Pour échapper à Pan, les nymphes prirent l’habitude de se réfugier dans des grottes, où elles prenaient l’apparence d’une fontaine ou d’une source ; ces grottes devinrent par la suite les sanctuaires au sein desquels les anciens Grecs leur rendaient hommage : les nymphées. Redécouvert avec l’art antique durant la Renaissance italienne, le terme désigne par la suite une grotte artificielle, généralement décorée, servant à l’agrément du jardin.
C’est donc un nymphée que sont allés visiter les Archiconstructeurs le 25 août dernier, à Viry-Chatillon (Essonne).

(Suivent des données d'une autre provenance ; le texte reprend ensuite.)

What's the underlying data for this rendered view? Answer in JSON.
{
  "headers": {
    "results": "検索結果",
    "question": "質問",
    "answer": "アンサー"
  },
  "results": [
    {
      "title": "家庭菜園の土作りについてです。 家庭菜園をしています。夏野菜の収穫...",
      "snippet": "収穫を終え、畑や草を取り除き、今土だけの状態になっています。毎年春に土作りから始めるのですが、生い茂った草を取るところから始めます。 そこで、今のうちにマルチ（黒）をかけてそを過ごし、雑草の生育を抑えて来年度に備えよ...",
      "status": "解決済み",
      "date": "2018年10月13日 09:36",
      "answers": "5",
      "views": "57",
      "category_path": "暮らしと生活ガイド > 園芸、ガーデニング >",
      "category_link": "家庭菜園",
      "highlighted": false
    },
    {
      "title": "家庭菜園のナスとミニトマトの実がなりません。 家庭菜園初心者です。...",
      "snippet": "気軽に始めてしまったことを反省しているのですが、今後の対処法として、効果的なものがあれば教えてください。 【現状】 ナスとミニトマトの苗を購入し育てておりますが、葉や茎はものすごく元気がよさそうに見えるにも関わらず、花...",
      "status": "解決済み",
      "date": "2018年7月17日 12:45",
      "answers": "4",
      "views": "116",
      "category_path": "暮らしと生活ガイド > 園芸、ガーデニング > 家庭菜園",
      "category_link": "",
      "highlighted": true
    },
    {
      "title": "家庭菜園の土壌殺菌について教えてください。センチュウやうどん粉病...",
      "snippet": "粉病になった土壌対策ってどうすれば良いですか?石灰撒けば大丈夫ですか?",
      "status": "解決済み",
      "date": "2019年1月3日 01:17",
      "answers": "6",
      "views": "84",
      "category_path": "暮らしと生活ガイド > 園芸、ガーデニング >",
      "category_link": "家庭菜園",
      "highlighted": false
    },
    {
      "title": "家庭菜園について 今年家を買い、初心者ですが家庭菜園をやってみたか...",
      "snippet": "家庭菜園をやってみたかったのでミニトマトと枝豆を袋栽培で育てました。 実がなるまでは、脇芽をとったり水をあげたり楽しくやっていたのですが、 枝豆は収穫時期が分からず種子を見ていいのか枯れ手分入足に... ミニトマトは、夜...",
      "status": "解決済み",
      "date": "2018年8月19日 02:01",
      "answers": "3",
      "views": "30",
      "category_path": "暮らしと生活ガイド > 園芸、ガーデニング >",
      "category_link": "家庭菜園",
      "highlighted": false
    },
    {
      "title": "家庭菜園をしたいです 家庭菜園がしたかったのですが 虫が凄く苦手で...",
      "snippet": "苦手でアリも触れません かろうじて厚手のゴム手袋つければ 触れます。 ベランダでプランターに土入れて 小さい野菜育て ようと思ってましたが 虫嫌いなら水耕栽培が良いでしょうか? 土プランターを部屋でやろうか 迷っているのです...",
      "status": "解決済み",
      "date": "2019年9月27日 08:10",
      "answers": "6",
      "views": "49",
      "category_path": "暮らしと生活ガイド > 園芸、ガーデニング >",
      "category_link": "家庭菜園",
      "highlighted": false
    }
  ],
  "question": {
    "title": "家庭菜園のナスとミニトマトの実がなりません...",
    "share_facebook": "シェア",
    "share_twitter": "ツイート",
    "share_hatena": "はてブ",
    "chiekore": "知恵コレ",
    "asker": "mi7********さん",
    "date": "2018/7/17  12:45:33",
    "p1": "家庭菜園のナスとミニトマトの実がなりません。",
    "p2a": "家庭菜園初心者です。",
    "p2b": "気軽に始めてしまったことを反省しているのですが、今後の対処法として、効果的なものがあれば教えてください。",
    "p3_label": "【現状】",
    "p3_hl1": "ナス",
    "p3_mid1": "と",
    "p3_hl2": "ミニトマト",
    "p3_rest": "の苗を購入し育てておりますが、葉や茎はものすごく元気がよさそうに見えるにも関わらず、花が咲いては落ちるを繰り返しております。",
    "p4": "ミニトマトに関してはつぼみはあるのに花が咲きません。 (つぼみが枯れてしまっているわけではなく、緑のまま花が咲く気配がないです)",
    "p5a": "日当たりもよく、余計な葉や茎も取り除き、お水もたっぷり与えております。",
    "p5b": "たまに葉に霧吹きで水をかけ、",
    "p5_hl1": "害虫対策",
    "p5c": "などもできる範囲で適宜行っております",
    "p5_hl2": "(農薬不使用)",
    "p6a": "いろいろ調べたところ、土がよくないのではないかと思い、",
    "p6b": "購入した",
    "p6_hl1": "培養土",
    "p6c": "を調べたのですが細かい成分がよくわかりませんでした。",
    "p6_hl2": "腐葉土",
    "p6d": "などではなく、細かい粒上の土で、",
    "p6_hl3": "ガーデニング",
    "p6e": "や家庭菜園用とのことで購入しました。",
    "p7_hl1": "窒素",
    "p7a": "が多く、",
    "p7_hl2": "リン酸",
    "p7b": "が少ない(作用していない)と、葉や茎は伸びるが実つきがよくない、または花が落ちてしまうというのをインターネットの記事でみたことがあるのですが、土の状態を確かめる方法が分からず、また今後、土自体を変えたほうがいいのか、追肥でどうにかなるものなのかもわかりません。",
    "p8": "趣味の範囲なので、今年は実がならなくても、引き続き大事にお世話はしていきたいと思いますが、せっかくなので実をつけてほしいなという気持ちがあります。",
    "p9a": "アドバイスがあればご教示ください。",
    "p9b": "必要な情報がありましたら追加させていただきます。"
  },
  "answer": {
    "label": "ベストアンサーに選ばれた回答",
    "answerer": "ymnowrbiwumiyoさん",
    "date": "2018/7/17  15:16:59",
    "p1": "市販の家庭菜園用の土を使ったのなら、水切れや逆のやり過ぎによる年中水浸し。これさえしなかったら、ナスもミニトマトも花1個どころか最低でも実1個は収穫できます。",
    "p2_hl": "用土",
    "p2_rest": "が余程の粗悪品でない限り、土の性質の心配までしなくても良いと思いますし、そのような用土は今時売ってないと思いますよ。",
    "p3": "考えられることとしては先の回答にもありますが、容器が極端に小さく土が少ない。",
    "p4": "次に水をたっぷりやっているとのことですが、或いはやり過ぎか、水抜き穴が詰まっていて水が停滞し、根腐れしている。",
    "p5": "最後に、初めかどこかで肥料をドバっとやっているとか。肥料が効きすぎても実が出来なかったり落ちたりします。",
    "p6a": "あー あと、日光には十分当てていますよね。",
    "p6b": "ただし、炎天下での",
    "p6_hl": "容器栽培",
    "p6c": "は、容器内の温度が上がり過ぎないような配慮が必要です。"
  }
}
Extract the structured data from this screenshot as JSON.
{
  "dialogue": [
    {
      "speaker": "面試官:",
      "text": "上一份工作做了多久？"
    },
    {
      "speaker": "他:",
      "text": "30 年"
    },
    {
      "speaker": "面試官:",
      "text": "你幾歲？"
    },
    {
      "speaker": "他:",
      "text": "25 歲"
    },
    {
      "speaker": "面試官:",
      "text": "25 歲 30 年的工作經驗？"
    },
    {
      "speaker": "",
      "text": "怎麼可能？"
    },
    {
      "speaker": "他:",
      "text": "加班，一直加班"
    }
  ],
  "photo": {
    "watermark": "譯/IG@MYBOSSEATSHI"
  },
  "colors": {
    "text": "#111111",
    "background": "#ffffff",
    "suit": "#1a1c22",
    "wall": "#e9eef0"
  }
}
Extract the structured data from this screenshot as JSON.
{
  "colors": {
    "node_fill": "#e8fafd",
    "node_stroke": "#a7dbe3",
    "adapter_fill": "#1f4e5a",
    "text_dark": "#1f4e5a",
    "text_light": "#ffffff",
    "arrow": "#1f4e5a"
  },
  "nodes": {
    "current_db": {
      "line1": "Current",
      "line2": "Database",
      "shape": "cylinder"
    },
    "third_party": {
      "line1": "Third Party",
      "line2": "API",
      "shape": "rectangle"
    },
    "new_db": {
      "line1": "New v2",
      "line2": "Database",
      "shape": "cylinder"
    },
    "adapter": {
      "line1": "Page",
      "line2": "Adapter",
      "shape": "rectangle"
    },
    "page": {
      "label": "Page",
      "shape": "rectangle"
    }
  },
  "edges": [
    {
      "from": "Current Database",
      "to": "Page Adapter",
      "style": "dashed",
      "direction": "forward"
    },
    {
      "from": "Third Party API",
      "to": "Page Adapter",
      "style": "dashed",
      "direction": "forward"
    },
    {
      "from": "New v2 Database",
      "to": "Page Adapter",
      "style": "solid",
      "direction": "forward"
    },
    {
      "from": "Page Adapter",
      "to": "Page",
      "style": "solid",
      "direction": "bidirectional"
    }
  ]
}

Quoique surnommé la grotte aux coquillages, il s’agit pourtant d’une salle à part entière du manoir du domaine de Piédefer, et non d’une quelconque caverne. Sa fonction, outre l’agrément, était de permettre aux habitants du manoir de se rafraichir l’été, notamment grâce à la présence d’une fontaine à l’intérieur.
Vue générale du nymphée de Viry-Chatillon
Le nymphée fût aménagé entre 1674 et 1692 par Mme Despinville, alors propriétaire du domaine, à partir d’éléments de décor plus anciens provenant d’un pavillon du parc, précédemment détruit. La mode des « grottes » artificielles ornées de rocaille apparaît en effet dès la Renaissance.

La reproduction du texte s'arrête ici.